Body instantly frozen in Arctic Blast (2010)
Body instantly frozen

The film has much in the way of cheap effects (another hallmark of the Syfy Channel disaster movie) that mostly consist of a white cloud passing over places, people and objects and leaving them covered in frost. The film is dully placed together and the drama grinds to an indifferent conclusion.

The other major quibble I would have is with the dubious science used to justify all of this. The opening credits mention how the coldest place on earth is the ozone layer, which is 140 degrees below zero. Although a quick Google on the temperature of the ozone layer fails to dig up any facts that support this – what the writers seem to have confused this with is the mesosphere, which reaches around 100 degrees below zero, whereas the ozone layer is located in the atmospheric region beneath this known as the stratosphere. This is then extrapolated to suggest that a hole in the ozone layer would allow a super-cold wavefront to come down and freeze everything in its path.

There are some problems with this. The most obvious of these is one of basic home chemistry. The reality would be akin to what would happen when a glass of ice water is placed at room temperature – and that is that over time the ice water warms up to the mean temperature of its surrounding environment.

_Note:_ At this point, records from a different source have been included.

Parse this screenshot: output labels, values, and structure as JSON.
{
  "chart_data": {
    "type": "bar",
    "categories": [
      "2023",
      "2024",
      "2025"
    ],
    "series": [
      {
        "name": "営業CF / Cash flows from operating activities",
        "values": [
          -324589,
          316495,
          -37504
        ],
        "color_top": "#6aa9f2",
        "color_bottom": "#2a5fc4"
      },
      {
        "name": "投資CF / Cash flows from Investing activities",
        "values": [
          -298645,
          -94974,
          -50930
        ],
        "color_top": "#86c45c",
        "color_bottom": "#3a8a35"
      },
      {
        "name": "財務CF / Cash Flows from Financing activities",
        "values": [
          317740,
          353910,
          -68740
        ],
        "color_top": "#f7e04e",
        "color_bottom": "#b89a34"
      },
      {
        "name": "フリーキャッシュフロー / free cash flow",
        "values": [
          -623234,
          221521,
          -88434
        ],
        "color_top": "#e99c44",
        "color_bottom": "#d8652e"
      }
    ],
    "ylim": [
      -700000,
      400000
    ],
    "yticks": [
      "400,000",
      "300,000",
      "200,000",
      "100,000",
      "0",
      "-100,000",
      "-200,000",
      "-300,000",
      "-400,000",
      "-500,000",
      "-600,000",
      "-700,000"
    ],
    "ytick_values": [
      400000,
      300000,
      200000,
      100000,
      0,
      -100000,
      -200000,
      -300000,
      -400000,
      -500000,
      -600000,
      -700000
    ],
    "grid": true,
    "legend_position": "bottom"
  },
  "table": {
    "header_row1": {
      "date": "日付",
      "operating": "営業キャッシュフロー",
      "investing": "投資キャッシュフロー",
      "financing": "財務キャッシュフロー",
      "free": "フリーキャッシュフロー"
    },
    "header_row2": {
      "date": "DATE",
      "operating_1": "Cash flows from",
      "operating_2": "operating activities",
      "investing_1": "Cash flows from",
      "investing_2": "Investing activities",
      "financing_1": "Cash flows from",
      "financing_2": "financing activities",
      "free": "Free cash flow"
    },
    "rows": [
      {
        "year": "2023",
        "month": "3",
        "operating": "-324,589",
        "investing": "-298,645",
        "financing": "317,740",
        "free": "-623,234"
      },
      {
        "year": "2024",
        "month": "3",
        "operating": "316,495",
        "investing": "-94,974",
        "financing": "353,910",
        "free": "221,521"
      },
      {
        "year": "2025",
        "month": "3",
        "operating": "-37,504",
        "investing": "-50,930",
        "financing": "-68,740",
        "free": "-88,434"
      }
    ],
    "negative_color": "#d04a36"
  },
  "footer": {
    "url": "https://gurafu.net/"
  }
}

The same would happen in Hobart, Australia – where another quick Google shows me that the average temperature for the city ranges between the early twenties and rarely below ten degrees Celsius. So basically the cold front in its trip down from the ozone layer (some 10-15 miles) and certainly by the time it reaches the reasonably temperate Tasmania would have a good deal of time to warm up. The longer that such air stayed there and progressed inland, the warmer it would become to the point it would be indistinguishable from a mild breeze on a warm day.